Ozon: niewidzialny wróg lasów tropikalnych

Ozon obecny w górnych warstwach atmosfery chroni ziemię przed nadmiarem promieniowania ultrafioletowego. Kiedy jednak znajdzie się niedaleko od gruntu, szkodzi organizmom żywym, w tym człowiekowi.

Jak właśnie donieśli naukowcy z brytyjskiego University of Exeter, przyziemny ozon ogranicza wzrost tropikalnych lasów. Spadek ten oszacowano na średnio 5,1 proc. W niektórych rejonach, np. w Azji zanotowano spadek nawet o niecałe 11 proc.

Reklama

Tymczasem tropikalne puszcze to jeden z głównych magazynów pochłaniających dwutlenku węgla. - Lasy tropikalne odgrywają kluczową rolę w pochłanianiu emitowanego przez nas dwutlenku węgla - podkreśla dr Alexander Cheesman, autor pracy opublikowanej w magazynie "Nature Geoscience".

- Nasze badanie pokazuje, że zanieczyszczenie powietrza może zagrozić temu krytycznemu mechanizmowi. Szacujemy, że ozon zapobiegał pochłonięciu 290 milionów ton węgla rocznie, od 2000 roku.

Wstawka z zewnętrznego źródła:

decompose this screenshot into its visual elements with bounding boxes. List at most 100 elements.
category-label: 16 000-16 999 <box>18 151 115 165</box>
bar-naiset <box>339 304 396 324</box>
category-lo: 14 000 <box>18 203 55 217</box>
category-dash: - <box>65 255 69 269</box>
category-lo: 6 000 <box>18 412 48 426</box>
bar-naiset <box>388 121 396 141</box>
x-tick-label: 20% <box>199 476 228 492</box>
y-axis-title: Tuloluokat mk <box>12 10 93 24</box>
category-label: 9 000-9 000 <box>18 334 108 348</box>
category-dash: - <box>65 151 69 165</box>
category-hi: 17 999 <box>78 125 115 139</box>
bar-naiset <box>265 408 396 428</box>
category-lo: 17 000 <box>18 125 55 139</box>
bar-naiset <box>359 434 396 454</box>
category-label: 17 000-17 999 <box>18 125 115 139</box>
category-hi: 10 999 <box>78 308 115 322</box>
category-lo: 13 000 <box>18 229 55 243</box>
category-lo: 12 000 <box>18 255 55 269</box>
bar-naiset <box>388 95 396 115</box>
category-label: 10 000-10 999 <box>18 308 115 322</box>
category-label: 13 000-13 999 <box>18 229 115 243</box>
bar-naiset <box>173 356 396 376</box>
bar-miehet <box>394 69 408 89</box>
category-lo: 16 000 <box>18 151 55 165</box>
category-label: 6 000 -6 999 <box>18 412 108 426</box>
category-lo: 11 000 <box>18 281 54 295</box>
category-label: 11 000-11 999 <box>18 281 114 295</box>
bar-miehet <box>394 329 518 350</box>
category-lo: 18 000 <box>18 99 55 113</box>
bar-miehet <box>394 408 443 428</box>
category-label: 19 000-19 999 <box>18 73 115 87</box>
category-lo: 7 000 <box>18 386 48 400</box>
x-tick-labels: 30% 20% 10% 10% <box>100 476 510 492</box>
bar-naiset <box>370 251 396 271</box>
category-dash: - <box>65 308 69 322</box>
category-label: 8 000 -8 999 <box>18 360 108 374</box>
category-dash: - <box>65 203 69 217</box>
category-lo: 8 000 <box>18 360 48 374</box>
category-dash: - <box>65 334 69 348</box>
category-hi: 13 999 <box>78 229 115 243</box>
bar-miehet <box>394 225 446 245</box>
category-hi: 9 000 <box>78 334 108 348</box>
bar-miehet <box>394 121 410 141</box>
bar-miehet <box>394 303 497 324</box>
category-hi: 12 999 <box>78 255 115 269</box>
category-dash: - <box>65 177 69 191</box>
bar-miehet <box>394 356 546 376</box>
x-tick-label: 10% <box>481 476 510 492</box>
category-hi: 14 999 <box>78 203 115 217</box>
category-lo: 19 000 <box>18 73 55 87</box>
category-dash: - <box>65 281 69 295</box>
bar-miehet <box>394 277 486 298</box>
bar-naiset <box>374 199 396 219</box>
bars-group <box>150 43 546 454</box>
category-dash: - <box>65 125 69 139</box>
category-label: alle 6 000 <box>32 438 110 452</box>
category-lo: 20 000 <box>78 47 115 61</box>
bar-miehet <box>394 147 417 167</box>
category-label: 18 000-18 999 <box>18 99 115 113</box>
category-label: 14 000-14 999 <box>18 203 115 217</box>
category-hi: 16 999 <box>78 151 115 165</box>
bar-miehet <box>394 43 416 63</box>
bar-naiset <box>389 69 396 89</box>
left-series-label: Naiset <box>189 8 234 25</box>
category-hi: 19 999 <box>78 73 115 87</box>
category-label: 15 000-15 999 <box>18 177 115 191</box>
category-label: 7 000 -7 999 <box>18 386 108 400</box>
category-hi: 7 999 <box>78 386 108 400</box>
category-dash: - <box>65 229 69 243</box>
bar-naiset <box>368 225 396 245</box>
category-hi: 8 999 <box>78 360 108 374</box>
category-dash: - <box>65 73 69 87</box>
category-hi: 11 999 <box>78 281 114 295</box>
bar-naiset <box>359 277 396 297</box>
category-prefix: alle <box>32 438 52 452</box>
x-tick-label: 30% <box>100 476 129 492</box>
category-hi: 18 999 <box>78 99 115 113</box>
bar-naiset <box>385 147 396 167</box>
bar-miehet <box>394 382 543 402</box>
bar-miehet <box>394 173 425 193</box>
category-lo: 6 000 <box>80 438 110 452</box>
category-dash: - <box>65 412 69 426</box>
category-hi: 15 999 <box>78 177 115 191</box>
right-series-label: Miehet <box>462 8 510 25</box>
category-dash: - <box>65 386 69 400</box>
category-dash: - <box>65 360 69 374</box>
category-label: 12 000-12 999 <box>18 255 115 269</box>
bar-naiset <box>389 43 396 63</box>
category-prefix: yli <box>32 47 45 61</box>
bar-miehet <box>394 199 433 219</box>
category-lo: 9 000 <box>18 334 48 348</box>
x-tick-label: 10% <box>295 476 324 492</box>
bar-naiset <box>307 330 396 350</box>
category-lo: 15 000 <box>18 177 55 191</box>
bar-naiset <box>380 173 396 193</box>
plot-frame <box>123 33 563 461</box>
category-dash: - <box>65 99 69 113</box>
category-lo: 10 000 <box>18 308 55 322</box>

Kumulatywna strata odpowiada 17 proc. redukcji usuwania węgla z atmosfery przez tropikalne lasy, od początku tego wieku – dodaje specjalista.

Rola lasów tropikalnych w walce ze zmianami klimatycznymi

Naukowcy przeprowadzili eksperymenty, w których zmierzyli podatność różnych tropikalnych gatunków drzew na ozon, a następnie włączyli wyniki do komputerowego modelu symulującego globalną roślinność. Jak przy tym wyjaśniają, urbanizacja, industrializacja, spalanie paliw kopalnych i pożary doprowadziły do wzrostu ilości cząsteczek, takich jak tlenki azotu, które sprzyjają powstawaniu ozonu.

- Stężenie ozonu w tropikach będzie rosło ze względu na zwiększone emisje wspomnianych cząsteczek i zmieniającą się chemię atmosfery w ocieplającym się świecie – przestrzega współautorka badania, dr Flossie Brown. - Odkryliśmy, że tereny obecnego i przyszłego odnawiania lasów - obszary krytyczne dla łagodzenia zmian klimatu - są w sposób niewspółmierny dotknięte przez opisany przez nas podwyższony poziom ozonu. Jasne jest, że jakość powietrza będzie nadal odgrywać ważną, obecnie często pomijaną rolę w tym, jak lasy pochłaniają i magazynują węgiel.

Rozwiązanie stanowi praca nad ochroną jakości powietrza – podkreślają naukowcy. I sugerują, że oprócz innych, licznych korzyści, będzie ona sprzyjała tropikalnym lasom.